シルクロードか,イッソスか,カタラヌウムか,ツール・ポアティエか,それともタラス河畔で捕虜になった紙職人が,紙を伝えるついでに石もはさみも伝えたのか?はたまたサラディンがリチャード獅子心王に,じゃんけんでエルサレムの扱いを決めようと提案したのか.僕はますます興奮して,頭の中は20年前の代ゼミの教室みたいに若返っていた.

しかし,シルクロードを踏破することなく月日は過ぎ去り,ついにはその道のはるか上空を音速で飛び去って,もう一方の果てに住み着いてから,早や4年がたった.

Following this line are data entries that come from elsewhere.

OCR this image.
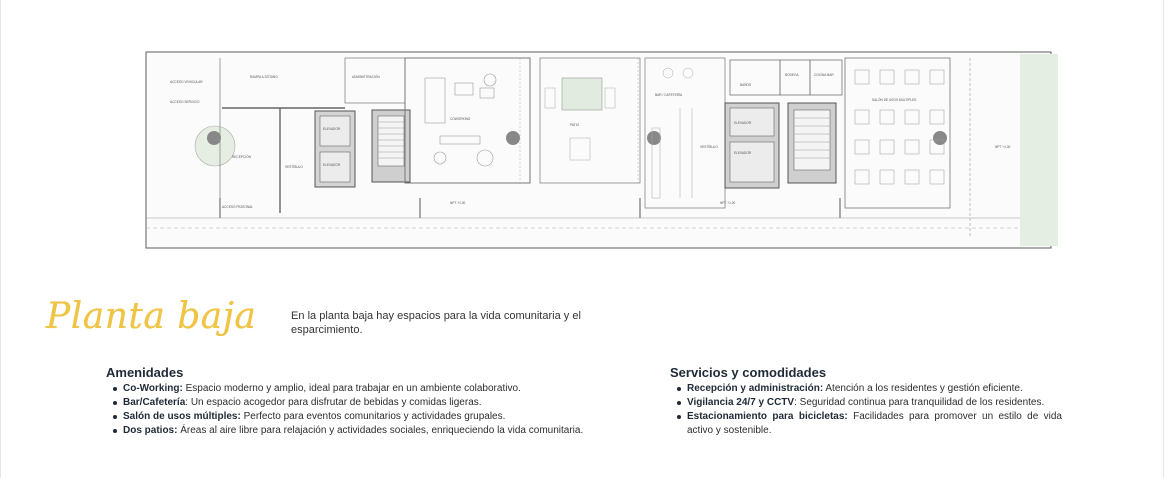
ACCESO VEHICULAR
ACCESO SERVICIO
RAMPA A SÓTANO	ADMINISTRACIÓN
ELEVADOR
ELEVADOR
RECEPCIÓN
VESTÍBULO
COWORKING
PATIO
BAR / CAFETERÍA
BAÑOS
BODEGA	COCINA BAR
SALÓN DE USOS MÚLTIPLES
ELEVADOR
ELEVADOR
VESTÍBULO
ACCESO PEATONAL
NPT +1.00	NPT +1.00
NPT +1.00
Planta baja	En la planta baja hay espacios para la vida comunitaria y el esparcimiento.
Amenidades
Co-Working: Espacio moderno y amplio, ideal para trabajar en un ambiente colaborativo.
Bar/Cafetería: Un espacio acogedor para disfrutar de bebidas y comidas ligeras.
Salón de usos múltiples: Perfecto para eventos comunitarios y actividades grupales.
Dos patios: Áreas al aire libre para relajación y actividades sociales, enriqueciendo la vida comunitaria.
Servicios y comodidades
Recepción y administración: Atención a los residentes y gestión eficiente.
Vigilancia 24/7 y CCTV: Seguridad continua para tranquilidad de los residentes.
Estacionamiento para bicicletas: Facilidades para promover un estilo de vida activo y sostenible.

学問は遅々として進まない.韓国,タイ,中国にはある.カリフォルニアで,スペイン系の子供がじゃんけんで遊んでいたという未確認情報がある.”ぐー,チョキ,パー”の,古典的なじゃんけんに限っても,世界各地に散在しているらしい.でも個人的な聞き込み調査では限界がある.ユダヤ人は?ハンガリーとフィンランドのどちらにもあるのか?インディオは?アボリジニーは?疑問は尽きない.

じゃんけんがどこで生まれて,どういうふうに広がったか,なんとしても突き止めてやる.時間はある.1994年大江健三郎がノーベル賞をとったから,次に日本人がとるまで,それから10年以上はかかるだろう.それまでに間に合えばいい.